Further, exact and sophisticated observation will be also employed during the evaluation process. Non-participant observation will be conducted and the observer will make use of audio and visual devices for recording observations. Observation guide will be prepared to aid observers during the process. A resource person with clinical expertise will be contacted to assist in observation. Observation encounters will start from preoperative to post-operative periods. What will be observed is the process of hair removal including the timing of removal and after effects of the process. Prior to observation, written consent and interview forms will be accomplished.     


 


10.0         Data Analysis and Interpretation


Multi-data analysis methods will be utilized for this evaluation. First is the qualitative analysis. Thematic analysis will be used for both secondary research and interview. Analyzing by theme, this type of analysis is highly inductive as the themes emerge from data and are not imposed by the researcher or evaluator. Background reading can form part of the analysis process. Thematic analysis is always accompanied by comparative analysis. For the qualitative analysis of the responses, content analysis will be used, a process which is more mechanical where analysis takes places after data has been collected. In this evaluation, there are two approaches to content analysis as the questionnaire will include open-ended questions. The first is through preparing a list of categories and the second is letting the categories emerge from the data, enabling the researcher and/or evaluator to quantify the responses (1998,). Further, the evaluation will make use of contrasts of photographs for further assessment of effectiveness.


 


The second analysis will be carried out through quantitative analysis to know the prevalence rate and incidence rate of the occurrence of surgical site infections.  Prevalence refers to the number of existing cases identified or arising in a population at a particular time while prevalence rate is the proportion of cases in a population at a particular time.

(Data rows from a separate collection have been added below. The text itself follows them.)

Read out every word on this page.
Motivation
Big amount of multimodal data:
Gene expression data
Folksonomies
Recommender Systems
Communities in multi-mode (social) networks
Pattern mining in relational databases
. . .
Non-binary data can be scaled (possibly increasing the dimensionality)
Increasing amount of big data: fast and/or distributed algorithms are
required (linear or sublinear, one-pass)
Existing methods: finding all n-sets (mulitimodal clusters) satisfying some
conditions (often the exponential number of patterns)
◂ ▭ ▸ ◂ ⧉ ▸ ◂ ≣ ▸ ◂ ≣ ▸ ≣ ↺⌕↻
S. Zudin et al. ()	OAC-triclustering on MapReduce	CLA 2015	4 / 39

Incidence rate, on the other hand, is defined as the proportion of new cases which arise over a period of time.   


 


Decision analysis method will be the third method. Decision analytic methods are primarily used in health care research towards the development of sound clinical interventions, policies or programs. Decision analysis is used to identify, clearly represent and formally asses the important aspects of a decision situation for the purpose of prescribing the recommended course of action. This can be done through applying the maximum expected utility to a well-formed representation of the decision. Influence diagrams and decision trees are the two most commonly used graphical representation of decision analysis. Influence diagrams (or decision network) and decision trees presents possible consequences, which include chance event outcomes, resource costs and utility.  (1996) asserts that both tools are useful in representing alternatives available to the decision makers as well as the uncertainty they are facing.   


 


11.0         Communication of Results


The evaluator’s responsibilities also include the communication of evaluation findings. There are two ways by which results will be communicated. First is through written reports. The final report will be divided into three subreports including the program antecedents, program implementation and program results. In addition, summary tables and technical appendix documents will be provided. Prior to final reporting, prerelease reviews of drafts and feedback workshops will be conducted. The final written report will be published in medical journals accessible to users and electronically via putting the findings on a database or dissemination network accessible to both users and other stakeholders. There will be also informal discussions of the findings with relevant stakeholders.